AST : Qu’est-ce qui vous manque le plus ? Qu’est-ce que vous appréciez ?
M. K. : J’apprécie l’absence de notion du temps, la disparition de l’urgence. Il y a comme un arrêt sur image. Comme il n’y a plus de lendemain possible, on vit au jour le jour, dans un état de grâce. J’ai davantage de temps pour lire. Ce qui me manque, ce sont les autres. De pouvoir toucher, embrasser, aller dans un café.
AST : Le confinement vous-a-t-il fait prendre conscience de certaines choses et vous a-t-il donné des envies de changement ?
M. K. : Je ne suis pas de ceux qui disent que nous avons reçu un grand coup sur la tête et que nous allons tout changer. La chose que nous avons gagnée, c’est le bleu du ciel de Paris. Pouvoir regarder un ciel bleu et y respirer pour la première fois de notre vie un air pur. Mais je ne crois pas que cette crise puisse inciter les hommes à remettre en cause leur mode de fonctionnement. L’économie a toujours pris le dessus sur tout et demain cela va repartir comme en l’an 40. L’homme est un animal amnésique.
AST : Quelle est la première chose que vous ferez quand vous sortirez ? Et qu’est-ce que vous ne ferez plus ?

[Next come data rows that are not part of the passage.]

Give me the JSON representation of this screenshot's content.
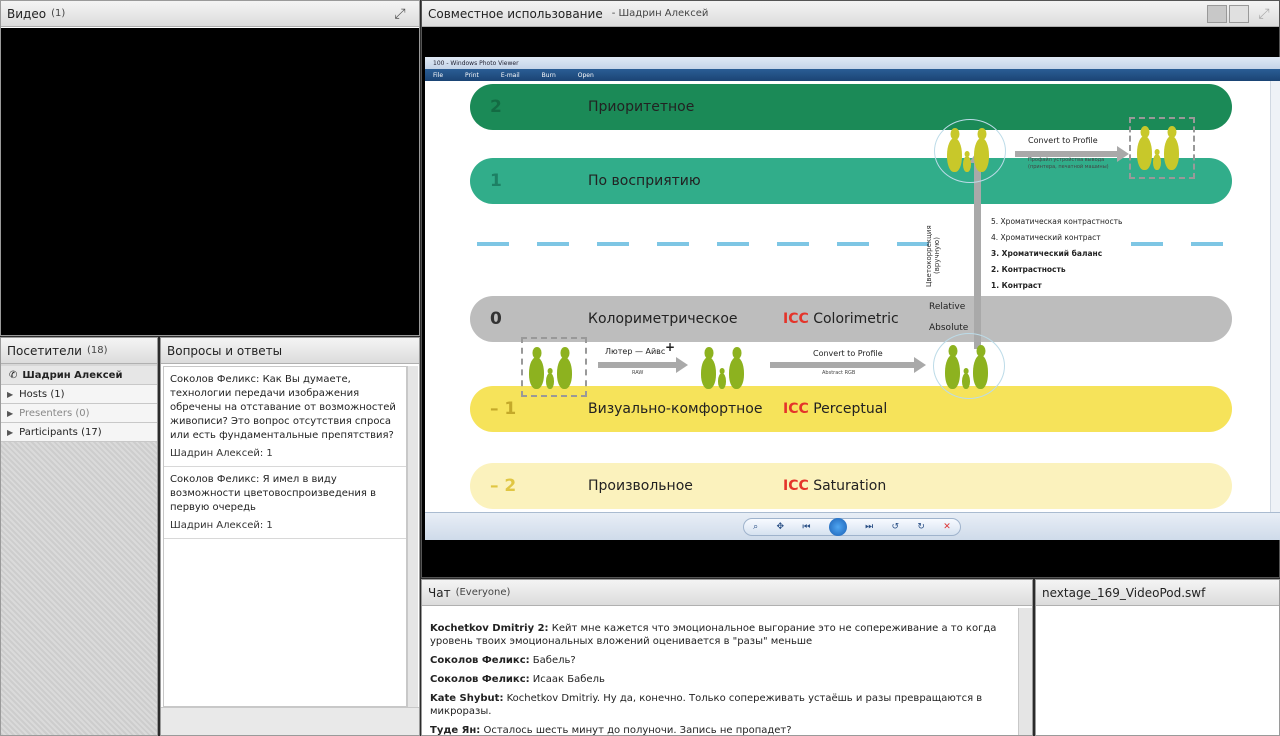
{
  "video": {
    "title": "Видео",
    "count": "(1)"
  },
  "share": {
    "title": "Совместное использование",
    "presenter": "- Шадрин Алексей"
  },
  "viewer": {
    "window_title": "100 - Windows Photo Viewer",
    "menu": [
      "File",
      "Print",
      "E-mail",
      "Burn",
      "Open"
    ]
  },
  "slide": {
    "bands": [
      {
        "num": "2",
        "label": "Приоритетное",
        "icc_prefix": "",
        "icc_text": ""
      },
      {
        "num": "1",
        "label": "По восприятию",
        "icc_prefix": "",
        "icc_text": ""
      },
      {
        "num": "0",
        "label": "Колориметрическое",
        "icc_prefix": "ICC",
        "icc_text": " Colorimetric"
      },
      {
        "num": "– 1",
        "label": "Визуально-комфортное",
        "icc_prefix": "ICC",
        "icc_text": " Perceptual"
      },
      {
        "num": "– 2",
        "label": "Произвольное",
        "icc_prefix": "ICC",
        "icc_text": " Saturation"
      }
    ],
    "convert_top": "Convert to Profile",
    "convert_top_sub": "Профайл устройства вывода (принтера, печатной машины)",
    "convert_mid": "Convert to Profile",
    "convert_mid_sub": "Abstract RGB",
    "luther": "Лютер — Айвс",
    "plus": "+",
    "raw": "RAW",
    "relative": "Relative",
    "absolute": "Absolute",
    "vertical_label": "Цветокоррекция (вручную)",
    "list": [
      "5. Хроматическая контрастность",
      "4. Хроматический контраст",
      "3. Хроматический баланс",
      "2. Контрастность",
      "1. Контраст"
    ]
  },
  "attendees": {
    "title": "Посетители",
    "count": "(18)",
    "me": "Шадрин Алексей",
    "groups": [
      "Hosts (1)",
      "Presenters (0)",
      "Participants (17)"
    ]
  },
  "qa": {
    "title": "Вопросы и ответы",
    "items": [
      {
        "q": "Соколов Феликс: Как Вы думаете, технологии передачи изображения обречены на отставание от возможностей живописи? Это вопрос отсутствия спроса или есть фундаментальные препятствия?",
        "a": "Шадрин Алексей: 1"
      },
      {
        "q": "Соколов Феликс: Я имел в виду возможности цветовоспроизведения в первую очередь",
        "a": "Шадрин Алексей: 1"
      }
    ]
  },
  "chat": {
    "title": "Чат",
    "scope": "(Everyone)",
    "messages": [
      {
        "author": "Kochetkov Dmitriy 2:",
        "text": " Кейт мне кажется что эмоциональное выгорание это не сопереживание а то когда уровень твоих эмоциональных вложений оценивается в \"разы\" меньше"
      },
      {
        "author": "Соколов Феликс:",
        "text": " Бабель?"
      },
      {
        "author": "Соколов Феликс:",
        "text": " Исаак Бабель"
      },
      {
        "author": "Kate Shybut:",
        "text": " Kochetkov Dmitriy. Ну да, конечно. Только сопереживать устаёшь и разы превращаются в микроразы."
      },
      {
        "author": "Туде Ян:",
        "text": " Осталось шесть минут до полуночи. Запись не пропадет?"
      }
    ]
  },
  "swf": {
    "title": "nextage_169_VideoPod.swf"
  }
}
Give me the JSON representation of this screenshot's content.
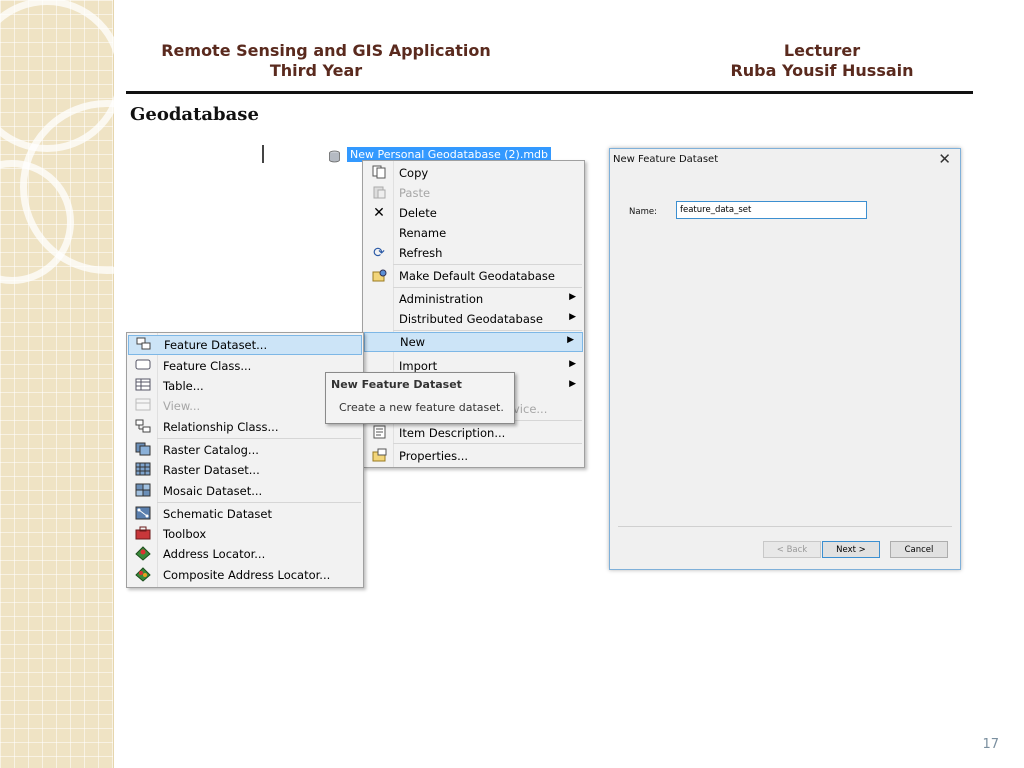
{
  "header": {
    "course_line1": "Remote Sensing and GIS Application",
    "course_line2": "Third Year",
    "lecturer_label": "Lecturer",
    "lecturer_name": "Ruba Yousif Hussain"
  },
  "slide_title": "Geodatabase",
  "tree_item": {
    "label": "New Personal Geodatabase (2).mdb",
    "icon": "database-icon"
  },
  "context_menu": {
    "items": [
      {
        "label": "Copy",
        "icon": "copy-icon"
      },
      {
        "label": "Paste",
        "icon": "paste-icon",
        "disabled": true
      },
      {
        "label": "Delete",
        "icon": "delete-icon"
      },
      {
        "label": "Rename",
        "icon": ""
      },
      {
        "label": "Refresh",
        "icon": "refresh-icon"
      },
      {
        "label": "Make Default Geodatabase",
        "icon": "default-geodatabase-icon"
      },
      {
        "label": "Administration",
        "icon": ""
      },
      {
        "label": "Distributed Geodatabase",
        "icon": ""
      },
      {
        "label": "New",
        "icon": ""
      },
      {
        "label": "Import",
        "icon": ""
      },
      {
        "label": "vice...",
        "icon": ""
      },
      {
        "label": "Item Description...",
        "icon": "item-description-icon"
      },
      {
        "label": "Properties...",
        "icon": "properties-icon"
      }
    ]
  },
  "new_submenu": {
    "items": [
      {
        "label": "Feature Dataset...",
        "icon": "feature-dataset-icon"
      },
      {
        "label": "Feature Class...",
        "icon": "feature-class-icon"
      },
      {
        "label": "Table...",
        "icon": "table-icon"
      },
      {
        "label": "View...",
        "icon": "view-icon",
        "disabled": true
      },
      {
        "label": "Relationship Class...",
        "icon": "relationship-class-icon"
      },
      {
        "label": "Raster Catalog...",
        "icon": "raster-catalog-icon"
      },
      {
        "label": "Raster Dataset...",
        "icon": "raster-dataset-icon"
      },
      {
        "label": "Mosaic Dataset...",
        "icon": "mosaic-dataset-icon"
      },
      {
        "label": "Schematic Dataset",
        "icon": "schematic-dataset-icon"
      },
      {
        "label": "Toolbox",
        "icon": "toolbox-icon"
      },
      {
        "label": "Address Locator...",
        "icon": "address-locator-icon"
      },
      {
        "label": "Composite Address Locator...",
        "icon": "composite-address-locator-icon"
      }
    ]
  },
  "tooltip": {
    "title": "New Feature Dataset",
    "description": "Create a new feature dataset."
  },
  "dialog": {
    "title": "New Feature Dataset",
    "name_label": "Name:",
    "name_value": "feature_data_set",
    "back_label": "< Back",
    "next_label": "Next >",
    "cancel_label": "Cancel"
  },
  "page_number": "17",
  "colors": {
    "header_text": "#5a2a1e",
    "highlight": "#cce4f7",
    "sidebar": "#efe3c4"
  }
}
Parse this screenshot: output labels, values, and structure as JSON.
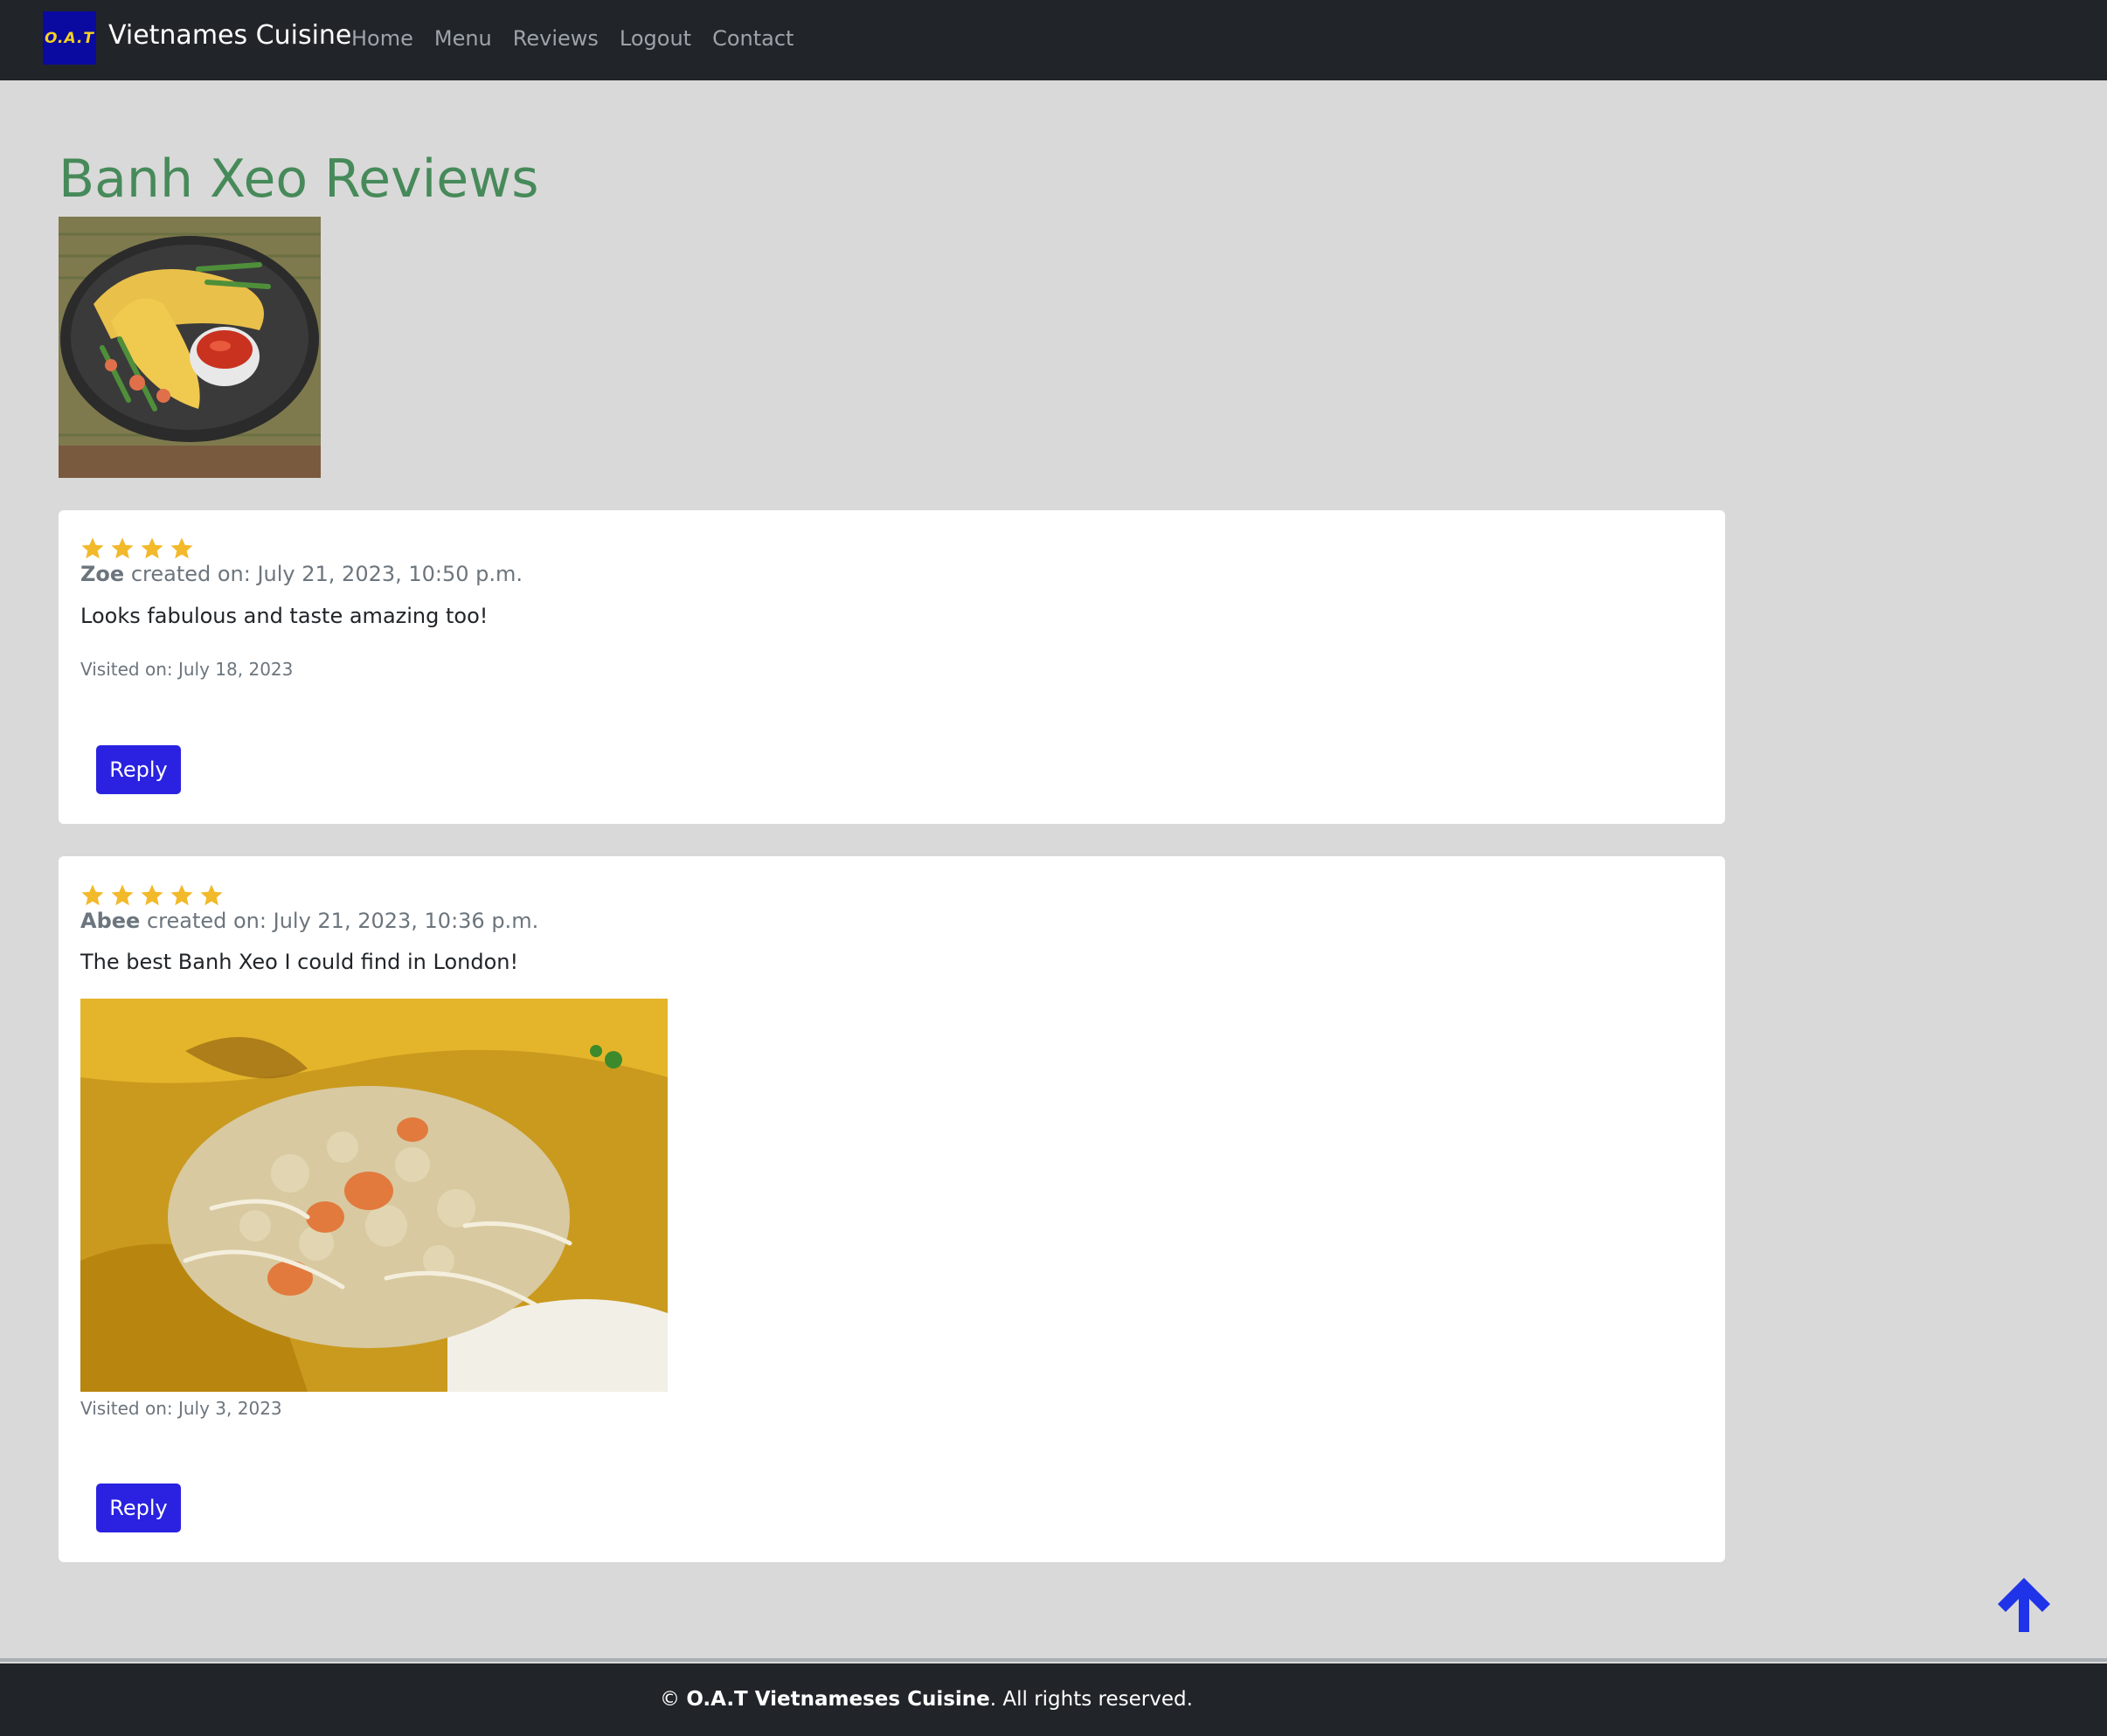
{
  "navbar": {
    "logo_text": "O.A.T",
    "brand": "Vietnames Cuisine",
    "links": [
      "Home",
      "Menu",
      "Reviews",
      "Logout",
      "Contact"
    ]
  },
  "page": {
    "title": "Banh Xeo Reviews"
  },
  "reviews": [
    {
      "rating": 4,
      "author": "Zoe",
      "created": "created on: July 21, 2023, 10:50 p.m.",
      "comment": "Looks fabulous and taste amazing too!",
      "visited": "Visited on: July 18, 2023",
      "reply_label": "Reply"
    },
    {
      "rating": 5,
      "author": "Abee",
      "created": "created on: July 21, 2023, 10:36 p.m.",
      "comment": "The best Banh Xeo I could find in London!",
      "visited": "Visited on: July 3, 2023",
      "reply_label": "Reply"
    }
  ],
  "footer": {
    "copyright_symbol": "©",
    "company": "O.A.T Vietnameses Cuisine",
    "suffix": ". All rights reserved."
  },
  "colors": {
    "navbar_bg": "#212529",
    "page_bg": "#d9d9d9",
    "title_green": "#478a5a",
    "star_gold": "#f2b92b",
    "reply_blue": "#2a22e0",
    "scroll_top_blue": "#1f33e8"
  },
  "icons": {
    "star": "star-icon",
    "scroll_top": "arrow-up-icon"
  }
}
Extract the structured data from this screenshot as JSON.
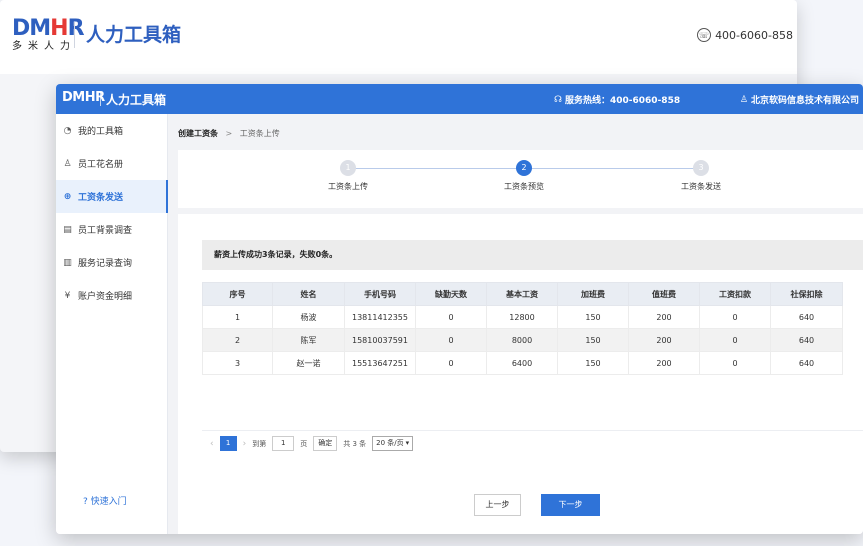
{
  "back": {
    "logo_mark": "DMHR",
    "logo_sub": "多米人力",
    "title": "人力工具箱",
    "phone": "400-6060-858"
  },
  "topbar": {
    "logo": "DMHR",
    "title": "人力工具箱",
    "hotline": "服务热线：400-6060-858",
    "company": "北京软码信息技术有限公司"
  },
  "sidebar": {
    "items": [
      {
        "label": "我的工具箱",
        "icon": "dashboard-icon"
      },
      {
        "label": "员工花名册",
        "icon": "person-icon"
      },
      {
        "label": "工资条发送",
        "icon": "plus-circle-icon"
      },
      {
        "label": "员工背景调查",
        "icon": "clipboard-icon"
      },
      {
        "label": "服务记录查询",
        "icon": "document-icon"
      },
      {
        "label": "账户资金明细",
        "icon": "yen-icon"
      }
    ],
    "help": "? 快速入门"
  },
  "breadcrumb": {
    "current": "创建工资条",
    "sep": ">",
    "sub": "工资条上传"
  },
  "steps": [
    {
      "num": "1",
      "label": "工资条上传"
    },
    {
      "num": "2",
      "label": "工资条预览"
    },
    {
      "num": "3",
      "label": "工资条发送"
    }
  ],
  "notice": "薪资上传成功3条记录，失败0条。",
  "table": {
    "headers": [
      "序号",
      "姓名",
      "手机号码",
      "缺勤天数",
      "基本工资",
      "加班费",
      "值班费",
      "工资扣款",
      "社保扣除"
    ],
    "rows": [
      [
        "1",
        "杨波",
        "13811412355",
        "0",
        "12800",
        "150",
        "200",
        "0",
        "640"
      ],
      [
        "2",
        "陈军",
        "15810037591",
        "0",
        "8000",
        "150",
        "200",
        "0",
        "640"
      ],
      [
        "3",
        "赵一诺",
        "15513647251",
        "0",
        "6400",
        "150",
        "200",
        "0",
        "640"
      ]
    ]
  },
  "pager": {
    "prev": "‹",
    "page": "1",
    "next": "›",
    "goto_label": "到第",
    "goto_value": "1",
    "page_unit": "页",
    "confirm": "确定",
    "total": "共 3 条",
    "page_size": "20 条/页"
  },
  "buttons": {
    "prev": "上一步",
    "next": "下一步"
  },
  "colors": {
    "brand_blue": "#2f73d8",
    "accent_red": "#e53935"
  }
}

M. K. : Je ne sais pas ce que je serai autorisé à faire. Je ne peux pas dire que j’irai prendre un café, car ce n’est pas pour demain. Pourrai-je même aller dans une librairie ? Je suis un homme du papier, de la génération de ceux qui ont toujours lu leurs journaux et leurs livres en papier. Mais de fait j’ai dû contracter pendant cette période de nouvelles habitudes de lecture, sur écran. La presse et l’édition vont être contraintes de suivre cette profonde mutation qui est une victoire d’Internet sur tous les modes de production et de diffusion classique.
AST : Pouvez-vous nous citer un objet et une œuvre artistique qui vous ont accompagné pendant cette période ?
M. K. : Un objet : Mon Mac qui me sert de lit, de télé, de bibliothèque, de vélo, et même d’amour.
Une œuvre : La Vie quotidienne à Byzance au siècle des Commènes de Gérard Walter. Pourquoi Byzance ? Pour l’éternité. Comme l’Empire a duré dix siècles, je me suis embarqué pour le confinement dans cette histoire au long cours.